Сердце ворона

22
18
20
22
24
26
28
30

А заканчивалось все одним и тем же: женщина, устав бороться, оборачивалась к ней. И тогда размытые, невнятные прежде черты превращались вдруг в до того знакомое лицо, что у Лары обмирало сердце… Глаза этой женщины, такие же мутно-зеленые, как у самой Лары, были полны гнева, а искаженные злобой губы произносили всегда одну и ту же фразу:

– Если не прекратишь, то оставлю тебя здесь! Хочешь этого?!

На какой-то миг время замирало. Пальцы вокруг ее запястья тогда слабели, и Ларе как будто предстояло решить: пойти ли ей с этой женщиной дальше? Или поспешить туда, где, как она думала, есть спасение? Но Лара не успевала решить. Никогда не успевала.

…Проснувшись – в поту, часто дыша, как после бега, – она резко села в постели, будто и сейчас готовая спасаться. Но ей повезло, это только сон. Пожара не было. Более всего Лара боялась, что однажды ее сон просто не кончится. Что она не успеет проснуться, и оранжевые языки пламени дотянутся до нее.

Откинув одеяло, она опустила ноги на пол и прошлепала босыми ступнями до журнального столика с графином воды. Пока пила, жадно глотая воду, зубы дробно стучали по хрусталю – Лару все еще трясло.

А искаженное злобой лицо, такое знакомое лицо, до сих пор стояло перед глазами.

Оставив стакан, Лара, как была босая, в тоненькой ночной рубашке, бросилась к секретеру, чтобы отыскать альбом для рисования. Привычными и ловкими движениями заточила карандаш, сдвинула занавеску, позволив утреннему солнцу ворваться на свою мансарду, и, устроившись здесь же, на подоконнике, принялась уверенными штрихами набрасывать черты этого лица.

Давненько она этого делала. Да и сон ведь не повторялся уж несколько месяцев – отчего вдруг сегодня?

Лара почти закончила. Она видела, что следует тщательнее проработать волосы, светло-русые с волной локоны; и еще выделить ту родинку над правой бровью. Маленькую, почти незаметную. Кажется, одна Лара и знала, что родинка все-таки есть. Но ей некогда было заниматься мелкими чертами – хотелось скорее увидеть полный образ, прорисовать глаза, чтобы понять. Понять, действительно ли она так похожа? Или это ее дикое воображение?

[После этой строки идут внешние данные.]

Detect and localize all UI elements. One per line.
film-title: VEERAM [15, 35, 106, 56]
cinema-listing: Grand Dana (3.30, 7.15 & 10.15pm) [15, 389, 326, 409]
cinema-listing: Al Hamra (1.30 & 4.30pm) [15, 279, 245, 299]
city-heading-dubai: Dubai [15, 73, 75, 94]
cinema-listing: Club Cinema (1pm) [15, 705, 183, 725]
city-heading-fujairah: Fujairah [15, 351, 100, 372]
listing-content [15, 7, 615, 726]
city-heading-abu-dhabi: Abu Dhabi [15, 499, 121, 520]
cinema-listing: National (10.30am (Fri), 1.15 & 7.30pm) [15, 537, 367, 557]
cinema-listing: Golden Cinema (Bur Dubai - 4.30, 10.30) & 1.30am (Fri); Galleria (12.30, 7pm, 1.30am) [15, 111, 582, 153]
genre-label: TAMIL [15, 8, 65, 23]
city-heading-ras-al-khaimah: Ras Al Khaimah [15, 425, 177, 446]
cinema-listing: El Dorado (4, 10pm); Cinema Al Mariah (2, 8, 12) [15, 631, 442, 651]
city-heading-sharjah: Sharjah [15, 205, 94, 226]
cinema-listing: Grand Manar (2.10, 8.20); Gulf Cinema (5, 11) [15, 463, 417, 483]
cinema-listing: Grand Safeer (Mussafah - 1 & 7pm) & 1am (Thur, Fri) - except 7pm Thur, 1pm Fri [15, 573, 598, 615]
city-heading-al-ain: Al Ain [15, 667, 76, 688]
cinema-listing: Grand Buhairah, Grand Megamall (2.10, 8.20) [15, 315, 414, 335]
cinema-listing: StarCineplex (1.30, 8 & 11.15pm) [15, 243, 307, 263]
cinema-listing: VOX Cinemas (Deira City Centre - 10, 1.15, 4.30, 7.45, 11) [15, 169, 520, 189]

Но, отведя карандаш, Лара в этот раз совершенно точно признала – похожа. Безумно похожа. Для верности она даже спрыгнула с подоконника и подошла к зеркалу.

Когда-то давно, еще в детстве, ей казалось, что женщина – вторая женщина, та, что с жесткими грубыми пальцами, чье лицо заняло прочное место в памяти – и есть ее мать. Что Лара сама во всем виновата: неуемным плачем вынудила маму превратиться в злобную фурию. С годами пришло понимание, что все куда сложнее. Нет, мама – это та, первая, с волдырями на руках и горячим шепотом. Та, чьего лица она никак не может вспомнить.

А вторая… Лара смотрела на себя в зеркало и, чем старше становилась, тем отчетливей понимала – она и есть фурия из собственного сна. Ни сегодня, так завтра окончательно сойдут припухшие Ларины щеки – последний признак «детскости», – и тогда она станет точной ее копией.

Это она заставляет маленькую девочку делать сложный не по годам выбор. Это она тащит ее в пропасть, полную огня.

Мысли эти и мистическая, невозможная схожесть наводили на Лару такой ужас, что у нее снова начали стучать зубы. Слава богу, вскорости заглянула Стаська, и пришлось отвлечься на дневные заботы.

– Лара Николаевна, проснулись уже? – затараторила девчонка сходу, втаскивая в комнату таз, полный воды. – Одевайтесь скорее – Юлия Николаевна приехали, вас кличут!

– Уже приехала?.. Так скоро?!

Только теперь Лара и поняла, предвестником чего был сегодняшний ее кошмар. Вчера, как снег на голову, свалился Конни, а Лара выделила ему номер и платы за то не взяла. Достанется же ей теперь от мамы-Юли, у которой каждая копейка учтена, и которая стакана чаю постояльцам без платы не подаст, не то что выделит задарма комнату с обслугой и столом.

Но Лара была ко всему готова. Конни ее лучший и единственный друг – она все снесет ради него!

Умывшись, одевшись, Лара отворила оконные рамы и, повторяя ежедневный ритуал, выглянула наружу, ловя кожей свежую утреннюю прохладу. Море бушевало, пуская по поверхности своей белых барашков, билось о берег и норовило вырваться.

А Лара тяжко вздохнула и отправилась «на ковер».